League of Minnesota Poets
- Established: 1934
- Type: Poetry organization
- Location: Minneapolis, Minnesota;
- Website: www.mnpoets.org

= League of Minnesota Poets =

Poetry association in Minnesota, US

The League of Minnesota Poets (LMP) is a non-profit state-level poetry association in the U.S. state of Minnesota, which is affiliated with the National Federation of State Poetry Societies (NFSPS). The organization conducts monthly and annual contests, promotes poetry, publishes poetry books and organizes periodic meetings, workshops and festivals.

==History==

Moccasin literary poetry journal, 1945

In 1933 Minnesota poets Robert Cary and Irl Morse began published Poetry of Today, a column in the St. Paul Pioneer Press with the goal of generating interest in a state poetry society. The effort was successful, and on February 10, 1934, a group of poets met at the Lowry Hotel in St. Paul and established the League of Minnesota Poets. By the end of the year, there were 74 members. The organization incorporated as a 501(c)(3) nonprofit in 2014.

In 1935 the society held the first non-member poetry contest and published the first collection of poetry from the membership, titled Year Book. The group began publishing the quarterly Moccasin bulletin with news and event information, but in 1936 this was converted into a literary poetry magazine, and the group inaugurated the LOMPlighter newsletter to replace the bulletin. In 1982 the LMP ratified a proposal to name a Poet Laureate with a five year term.

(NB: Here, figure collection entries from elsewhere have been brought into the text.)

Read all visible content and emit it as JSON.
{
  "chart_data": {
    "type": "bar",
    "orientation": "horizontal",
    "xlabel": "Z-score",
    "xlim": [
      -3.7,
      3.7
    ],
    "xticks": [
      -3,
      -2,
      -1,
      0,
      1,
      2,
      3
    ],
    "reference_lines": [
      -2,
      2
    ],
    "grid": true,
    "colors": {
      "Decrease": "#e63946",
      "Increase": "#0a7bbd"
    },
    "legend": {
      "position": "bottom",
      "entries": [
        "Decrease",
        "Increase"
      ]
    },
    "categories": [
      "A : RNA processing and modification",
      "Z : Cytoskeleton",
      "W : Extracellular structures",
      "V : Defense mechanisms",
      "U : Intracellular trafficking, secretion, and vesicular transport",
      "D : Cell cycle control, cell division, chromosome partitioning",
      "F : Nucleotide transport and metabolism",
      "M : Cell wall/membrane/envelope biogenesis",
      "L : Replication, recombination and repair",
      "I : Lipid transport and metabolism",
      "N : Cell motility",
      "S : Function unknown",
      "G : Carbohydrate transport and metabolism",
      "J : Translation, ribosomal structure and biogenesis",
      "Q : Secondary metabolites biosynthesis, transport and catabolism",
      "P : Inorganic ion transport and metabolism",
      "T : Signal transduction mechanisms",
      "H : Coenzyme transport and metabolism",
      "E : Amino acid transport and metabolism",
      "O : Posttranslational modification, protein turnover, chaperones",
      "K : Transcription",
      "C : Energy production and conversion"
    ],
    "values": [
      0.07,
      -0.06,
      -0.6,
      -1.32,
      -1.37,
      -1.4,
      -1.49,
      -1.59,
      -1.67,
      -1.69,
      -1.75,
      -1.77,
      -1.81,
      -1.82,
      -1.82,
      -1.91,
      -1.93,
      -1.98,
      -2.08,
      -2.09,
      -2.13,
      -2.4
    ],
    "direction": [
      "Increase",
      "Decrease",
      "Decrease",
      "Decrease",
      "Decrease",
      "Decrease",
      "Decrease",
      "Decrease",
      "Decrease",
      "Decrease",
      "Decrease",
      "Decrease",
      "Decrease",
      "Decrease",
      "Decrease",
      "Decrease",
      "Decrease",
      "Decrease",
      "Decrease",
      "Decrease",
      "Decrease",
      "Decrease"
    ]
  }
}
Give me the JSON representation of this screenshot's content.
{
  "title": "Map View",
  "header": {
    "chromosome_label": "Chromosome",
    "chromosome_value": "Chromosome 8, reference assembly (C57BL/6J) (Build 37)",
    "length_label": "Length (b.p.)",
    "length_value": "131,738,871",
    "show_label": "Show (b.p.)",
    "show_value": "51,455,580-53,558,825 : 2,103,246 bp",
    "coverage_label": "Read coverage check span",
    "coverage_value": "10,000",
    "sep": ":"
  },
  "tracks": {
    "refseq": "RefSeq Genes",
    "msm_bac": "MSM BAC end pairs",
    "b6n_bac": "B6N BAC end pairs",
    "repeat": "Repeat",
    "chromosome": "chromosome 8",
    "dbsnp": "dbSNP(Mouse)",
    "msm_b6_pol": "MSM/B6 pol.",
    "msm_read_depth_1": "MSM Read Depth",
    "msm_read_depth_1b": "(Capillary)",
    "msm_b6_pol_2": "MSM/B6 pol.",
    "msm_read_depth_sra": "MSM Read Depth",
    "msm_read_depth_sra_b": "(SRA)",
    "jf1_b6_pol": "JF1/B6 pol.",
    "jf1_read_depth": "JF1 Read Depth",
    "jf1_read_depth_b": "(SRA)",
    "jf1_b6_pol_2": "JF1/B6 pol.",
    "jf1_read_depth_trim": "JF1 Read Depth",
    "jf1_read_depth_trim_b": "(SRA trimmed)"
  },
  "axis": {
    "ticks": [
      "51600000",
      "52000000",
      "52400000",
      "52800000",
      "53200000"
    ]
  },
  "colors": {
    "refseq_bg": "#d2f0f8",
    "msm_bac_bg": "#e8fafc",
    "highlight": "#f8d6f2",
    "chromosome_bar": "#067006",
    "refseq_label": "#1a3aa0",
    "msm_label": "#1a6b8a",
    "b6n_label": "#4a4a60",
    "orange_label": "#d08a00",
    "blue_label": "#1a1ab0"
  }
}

According to a 2006 article in the Mankato Free Press an effort was made by the Mankato chapter of the League of Minnesota Poets to revive the custom of holding a local Eisteddfod, a Welsh literary and cultural festival with adjudicated competitions for poets, writers, musicians, and others. The tradition, which had been brought to the Mankato area in the 1860s by early Welsh-American pioneers, had fallen into abeyance during the 1950s. During the 2006 Cambria Eisteddfod, however, at the Morgan Creek Vineyards in New Ulm, Brainerd poet Doris Stengel was awarded the Bardic Chair by Archdruid John Calvin Rezmerski.

But, following Rezmerski's death in 2016, the custom of Eisteddfodau in Minnesota again fell into abeyance.

==Activities==

The League hosts an annual contest cycle, and distributes cash prizes for winning poems. The organization also sponsors events, meeting and conferences related to poetry and poetry-writing. In 2020 the LMP sponsored a Pandemic Penpal Poetry Project to connect poets with residents in congregate living who were cut off from visitors by quarantine requirements.